In order to keep parents in the country, expatriates living in Kuwait will now have to pay up to KD 1,700 per year-the equivalent of $5,593.
Under new regulations, expats resident in the country must now pay KD 200 for the residence of the parent, and an extra 600 Kuwaiti Dinars to cover the cost of their medical insurance if their father or mother is aged 75 years or above.
Not only that, but a foreigner will also be required to pay KD 50 to the health ministry, which leaves the total amount for one parent at KD 850, or AED 10,285, per year.
So double that if you wish to have both parents in the country… It amounts to KD 1,700 in total.
If your parent(s) is aged 65 and below, the medical insurance cost reduces to KD 300 per parent.
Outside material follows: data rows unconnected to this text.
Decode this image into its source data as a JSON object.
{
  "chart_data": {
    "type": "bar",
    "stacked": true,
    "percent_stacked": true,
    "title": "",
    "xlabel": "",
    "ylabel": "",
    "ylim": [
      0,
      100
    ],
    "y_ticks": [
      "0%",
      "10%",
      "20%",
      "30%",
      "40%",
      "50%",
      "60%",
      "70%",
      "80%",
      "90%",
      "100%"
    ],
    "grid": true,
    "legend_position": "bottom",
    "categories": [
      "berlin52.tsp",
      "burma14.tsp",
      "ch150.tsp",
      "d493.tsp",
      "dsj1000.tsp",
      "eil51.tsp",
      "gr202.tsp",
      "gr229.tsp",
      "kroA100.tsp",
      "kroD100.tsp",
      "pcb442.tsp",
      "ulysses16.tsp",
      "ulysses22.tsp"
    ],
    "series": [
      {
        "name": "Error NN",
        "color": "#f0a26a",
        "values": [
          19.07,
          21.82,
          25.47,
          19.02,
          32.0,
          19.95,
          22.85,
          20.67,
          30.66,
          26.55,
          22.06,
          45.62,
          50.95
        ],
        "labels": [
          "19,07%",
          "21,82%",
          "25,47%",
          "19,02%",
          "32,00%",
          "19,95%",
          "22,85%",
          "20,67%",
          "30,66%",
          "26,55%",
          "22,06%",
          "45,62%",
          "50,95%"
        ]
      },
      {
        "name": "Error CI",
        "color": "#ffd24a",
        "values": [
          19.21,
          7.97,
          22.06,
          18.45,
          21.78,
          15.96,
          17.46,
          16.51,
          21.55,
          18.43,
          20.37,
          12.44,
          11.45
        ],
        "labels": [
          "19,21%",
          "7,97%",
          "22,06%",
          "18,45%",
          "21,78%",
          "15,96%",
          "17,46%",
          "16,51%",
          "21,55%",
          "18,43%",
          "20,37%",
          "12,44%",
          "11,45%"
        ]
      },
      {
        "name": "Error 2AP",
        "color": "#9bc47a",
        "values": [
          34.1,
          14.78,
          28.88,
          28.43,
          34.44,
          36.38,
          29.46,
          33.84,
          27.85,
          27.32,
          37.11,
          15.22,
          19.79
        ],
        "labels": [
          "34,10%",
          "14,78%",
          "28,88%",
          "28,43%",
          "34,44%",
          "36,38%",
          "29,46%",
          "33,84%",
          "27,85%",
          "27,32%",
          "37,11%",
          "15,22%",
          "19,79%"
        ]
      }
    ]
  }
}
The introduction of the new fees comes after Kuwaiti lawmakers have been pushing for imposing fees on foreigners as they’ve been receiving free health and medical services, at the expense of the state. Plus, it is believed that some individuals bring their families to Kuwait to be treated, which adds further pressure on the costs and services, Gulf News reported.
Why is this an issue?
Implementing fees and addressing the healthcare system in Kuwait is part of a wider issue of demographic imbalance in the country.
Over 3.1 million expatriates make up 70% of the total population of 4.4 million people. Kuwaitis make up for the remaining 30%.